How Do Consumers Compare Prices? It Depends on How Powerful They Feel


Your reaction to the price on a bottle of wine or another product is partly a response to how powerful you feel, according to a new study in the Journal of Consumer Research.
“The degree to which one feels powerful influences which type of price comparison threatens their sense of self-importance and, in turn, affects the perception of price unfairness,” write authors Liyin Jin, Yanqun He (both Fudan University), and Ying Zhang (University of Texas, Austin).
Variations in price are common in today’s market, the authors explain, but companies risk consumers’ wrath when those customers perceive unfairness. According to the authors, consumers have two main ways of evaluating the fairness of a price: they compare with what they’ve paid for the same item in the past (self-comparison) or they ask how the price compares with what other customers are paying (other-comparison).
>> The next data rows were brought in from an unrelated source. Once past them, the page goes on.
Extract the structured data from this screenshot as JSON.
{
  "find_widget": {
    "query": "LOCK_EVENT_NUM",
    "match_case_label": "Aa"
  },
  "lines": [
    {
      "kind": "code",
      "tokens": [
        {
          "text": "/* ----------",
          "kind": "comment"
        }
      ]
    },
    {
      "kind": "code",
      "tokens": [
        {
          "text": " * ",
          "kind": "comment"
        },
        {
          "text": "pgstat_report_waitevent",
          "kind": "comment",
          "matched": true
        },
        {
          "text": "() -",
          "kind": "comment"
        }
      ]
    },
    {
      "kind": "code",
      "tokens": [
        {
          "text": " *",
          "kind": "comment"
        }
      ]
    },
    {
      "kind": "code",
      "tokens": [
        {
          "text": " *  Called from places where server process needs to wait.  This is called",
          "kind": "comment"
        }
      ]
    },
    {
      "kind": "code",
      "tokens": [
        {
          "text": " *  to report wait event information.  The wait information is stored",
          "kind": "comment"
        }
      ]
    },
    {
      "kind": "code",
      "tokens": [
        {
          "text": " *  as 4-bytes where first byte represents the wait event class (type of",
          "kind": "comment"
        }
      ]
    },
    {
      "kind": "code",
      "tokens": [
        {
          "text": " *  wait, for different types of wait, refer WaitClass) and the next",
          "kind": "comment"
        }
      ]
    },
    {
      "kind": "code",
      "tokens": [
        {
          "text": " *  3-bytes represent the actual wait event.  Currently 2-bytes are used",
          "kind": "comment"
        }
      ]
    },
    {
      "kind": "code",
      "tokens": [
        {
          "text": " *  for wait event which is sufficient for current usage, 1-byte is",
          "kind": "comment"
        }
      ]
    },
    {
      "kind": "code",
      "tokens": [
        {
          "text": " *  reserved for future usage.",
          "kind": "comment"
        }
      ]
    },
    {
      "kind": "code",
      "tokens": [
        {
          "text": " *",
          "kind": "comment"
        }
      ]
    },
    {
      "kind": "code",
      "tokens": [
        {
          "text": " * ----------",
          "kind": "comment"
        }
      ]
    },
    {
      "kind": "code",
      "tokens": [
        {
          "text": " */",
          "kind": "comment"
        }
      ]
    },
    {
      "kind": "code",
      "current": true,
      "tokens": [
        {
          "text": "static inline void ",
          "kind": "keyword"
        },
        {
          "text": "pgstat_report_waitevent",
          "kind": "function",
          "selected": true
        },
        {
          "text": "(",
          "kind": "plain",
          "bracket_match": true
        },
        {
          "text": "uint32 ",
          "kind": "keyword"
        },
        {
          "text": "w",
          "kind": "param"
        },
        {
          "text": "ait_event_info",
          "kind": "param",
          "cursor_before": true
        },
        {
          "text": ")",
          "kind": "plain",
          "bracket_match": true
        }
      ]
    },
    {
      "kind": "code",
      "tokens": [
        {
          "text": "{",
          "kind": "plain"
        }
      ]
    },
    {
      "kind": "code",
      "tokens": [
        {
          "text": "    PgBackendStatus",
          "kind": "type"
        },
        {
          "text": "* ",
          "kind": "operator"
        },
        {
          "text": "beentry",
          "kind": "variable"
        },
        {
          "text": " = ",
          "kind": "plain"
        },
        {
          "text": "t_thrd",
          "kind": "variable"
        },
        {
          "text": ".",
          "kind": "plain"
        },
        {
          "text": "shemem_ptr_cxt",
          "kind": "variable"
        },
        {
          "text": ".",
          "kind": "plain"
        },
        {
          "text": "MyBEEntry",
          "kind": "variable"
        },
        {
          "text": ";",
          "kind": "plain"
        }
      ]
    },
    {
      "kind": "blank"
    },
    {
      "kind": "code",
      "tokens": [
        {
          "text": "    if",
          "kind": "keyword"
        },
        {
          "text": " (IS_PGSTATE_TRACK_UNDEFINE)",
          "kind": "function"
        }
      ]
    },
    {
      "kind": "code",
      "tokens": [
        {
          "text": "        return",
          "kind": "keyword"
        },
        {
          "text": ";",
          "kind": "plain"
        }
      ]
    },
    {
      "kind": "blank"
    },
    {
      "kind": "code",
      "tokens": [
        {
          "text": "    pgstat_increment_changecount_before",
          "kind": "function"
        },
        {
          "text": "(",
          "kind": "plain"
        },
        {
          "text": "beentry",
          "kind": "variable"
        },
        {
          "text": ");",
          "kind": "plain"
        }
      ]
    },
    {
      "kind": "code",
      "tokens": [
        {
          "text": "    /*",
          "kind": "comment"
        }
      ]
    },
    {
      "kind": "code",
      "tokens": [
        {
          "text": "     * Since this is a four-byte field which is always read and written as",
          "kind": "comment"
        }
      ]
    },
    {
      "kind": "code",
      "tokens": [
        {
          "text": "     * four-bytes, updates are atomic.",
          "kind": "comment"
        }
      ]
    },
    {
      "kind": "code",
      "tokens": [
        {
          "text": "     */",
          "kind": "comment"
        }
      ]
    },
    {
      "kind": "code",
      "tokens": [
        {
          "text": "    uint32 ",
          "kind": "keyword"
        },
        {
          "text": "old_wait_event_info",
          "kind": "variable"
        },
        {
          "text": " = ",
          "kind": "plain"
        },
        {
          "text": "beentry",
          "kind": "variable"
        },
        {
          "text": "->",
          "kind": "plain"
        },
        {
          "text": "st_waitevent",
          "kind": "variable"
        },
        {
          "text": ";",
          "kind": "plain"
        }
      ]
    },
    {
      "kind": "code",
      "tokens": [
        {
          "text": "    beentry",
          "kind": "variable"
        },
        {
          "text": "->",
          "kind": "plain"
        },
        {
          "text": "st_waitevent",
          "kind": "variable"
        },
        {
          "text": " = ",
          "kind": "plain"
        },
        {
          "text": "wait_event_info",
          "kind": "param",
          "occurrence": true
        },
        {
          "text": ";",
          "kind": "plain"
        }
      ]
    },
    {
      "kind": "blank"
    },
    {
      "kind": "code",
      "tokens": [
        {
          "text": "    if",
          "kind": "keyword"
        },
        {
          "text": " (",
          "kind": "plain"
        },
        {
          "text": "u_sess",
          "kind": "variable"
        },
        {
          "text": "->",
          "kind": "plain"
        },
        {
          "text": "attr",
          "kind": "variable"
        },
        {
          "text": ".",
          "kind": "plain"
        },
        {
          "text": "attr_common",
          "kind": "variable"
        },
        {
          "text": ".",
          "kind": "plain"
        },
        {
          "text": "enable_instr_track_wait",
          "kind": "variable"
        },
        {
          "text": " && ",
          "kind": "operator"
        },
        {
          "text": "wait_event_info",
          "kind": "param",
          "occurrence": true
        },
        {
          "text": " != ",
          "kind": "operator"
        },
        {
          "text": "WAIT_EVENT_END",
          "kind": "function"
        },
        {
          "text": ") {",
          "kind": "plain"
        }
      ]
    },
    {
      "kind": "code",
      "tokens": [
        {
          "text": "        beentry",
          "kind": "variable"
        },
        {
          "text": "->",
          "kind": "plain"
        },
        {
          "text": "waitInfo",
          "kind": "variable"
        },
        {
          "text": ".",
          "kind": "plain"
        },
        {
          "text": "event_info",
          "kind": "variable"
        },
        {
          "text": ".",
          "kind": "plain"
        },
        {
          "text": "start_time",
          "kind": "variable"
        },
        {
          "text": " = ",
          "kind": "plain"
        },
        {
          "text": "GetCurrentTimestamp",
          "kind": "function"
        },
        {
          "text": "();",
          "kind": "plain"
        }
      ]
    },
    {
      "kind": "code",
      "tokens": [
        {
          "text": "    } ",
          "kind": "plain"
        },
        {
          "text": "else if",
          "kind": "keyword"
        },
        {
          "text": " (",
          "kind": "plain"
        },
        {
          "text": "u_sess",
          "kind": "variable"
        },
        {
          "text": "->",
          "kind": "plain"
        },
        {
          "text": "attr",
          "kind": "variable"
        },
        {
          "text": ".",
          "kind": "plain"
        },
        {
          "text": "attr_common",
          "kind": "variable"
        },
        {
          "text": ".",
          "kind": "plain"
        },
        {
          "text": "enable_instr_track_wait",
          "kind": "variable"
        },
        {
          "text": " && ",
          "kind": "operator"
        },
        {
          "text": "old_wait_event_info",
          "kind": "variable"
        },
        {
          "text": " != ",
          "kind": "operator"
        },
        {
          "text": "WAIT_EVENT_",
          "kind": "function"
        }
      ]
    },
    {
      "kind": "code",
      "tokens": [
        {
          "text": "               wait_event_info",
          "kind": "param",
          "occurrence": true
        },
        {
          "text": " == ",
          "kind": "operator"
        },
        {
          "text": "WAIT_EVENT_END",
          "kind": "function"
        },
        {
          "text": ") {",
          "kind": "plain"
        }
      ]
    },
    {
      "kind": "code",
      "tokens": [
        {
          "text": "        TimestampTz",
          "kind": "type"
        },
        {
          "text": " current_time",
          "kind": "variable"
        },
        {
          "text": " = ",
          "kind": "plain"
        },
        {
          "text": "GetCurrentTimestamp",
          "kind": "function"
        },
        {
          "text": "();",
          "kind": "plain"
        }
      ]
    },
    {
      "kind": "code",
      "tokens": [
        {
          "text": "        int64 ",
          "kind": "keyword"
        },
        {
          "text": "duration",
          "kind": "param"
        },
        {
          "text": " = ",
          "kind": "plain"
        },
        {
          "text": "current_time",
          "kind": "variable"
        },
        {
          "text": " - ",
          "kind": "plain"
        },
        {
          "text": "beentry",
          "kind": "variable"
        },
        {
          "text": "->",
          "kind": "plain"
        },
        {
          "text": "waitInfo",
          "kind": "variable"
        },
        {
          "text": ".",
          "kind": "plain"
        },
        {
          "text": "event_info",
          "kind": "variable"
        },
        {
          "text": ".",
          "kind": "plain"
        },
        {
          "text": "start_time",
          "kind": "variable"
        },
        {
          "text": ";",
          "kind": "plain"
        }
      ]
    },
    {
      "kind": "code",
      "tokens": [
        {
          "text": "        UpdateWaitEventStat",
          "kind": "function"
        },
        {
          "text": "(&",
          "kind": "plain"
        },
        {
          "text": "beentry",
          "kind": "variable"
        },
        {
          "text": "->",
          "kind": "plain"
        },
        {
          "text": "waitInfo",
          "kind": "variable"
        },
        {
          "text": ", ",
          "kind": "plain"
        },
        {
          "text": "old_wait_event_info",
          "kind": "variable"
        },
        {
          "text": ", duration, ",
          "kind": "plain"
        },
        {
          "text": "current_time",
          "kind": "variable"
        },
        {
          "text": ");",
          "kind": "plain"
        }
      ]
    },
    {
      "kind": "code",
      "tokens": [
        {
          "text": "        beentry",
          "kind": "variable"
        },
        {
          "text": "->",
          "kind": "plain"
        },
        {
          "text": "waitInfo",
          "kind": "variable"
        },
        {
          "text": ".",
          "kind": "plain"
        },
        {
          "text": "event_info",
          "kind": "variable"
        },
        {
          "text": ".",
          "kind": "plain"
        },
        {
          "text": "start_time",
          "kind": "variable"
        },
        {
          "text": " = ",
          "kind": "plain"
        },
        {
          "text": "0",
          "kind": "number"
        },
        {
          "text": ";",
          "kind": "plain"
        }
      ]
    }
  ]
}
The authors looked at the ways consumers’ self-perceptions affected their reactions to the two kinds of comparisons.
In one study, the authors found that participants who felt powerful experienced more unfairness when it appeared that they were paying more than others. But people who did not feel powerful experienced more unfairness when they used self-comparisons. The study also revealed that “high-power” participants were more likely to get angry about unfairness and indicated they were more likely to complain about the perceived unfairness. Meanwhile the “low-power” individuals were more likely to feel sad and to use tactics to avoid thinking about the unfair price.
“Our findings suggest important ways that marketing professionals can engage customers of different power statuses,” the authors write. “For example, when marketing to high-power customers, one can better elicit preference by highlighting the special treatment that they are receiving in relation to other customers. Conversely, when the target customers are relatively low in power, loyalty may be better cultivated by highlighting the consistency in service or the level of commitment to these customers.”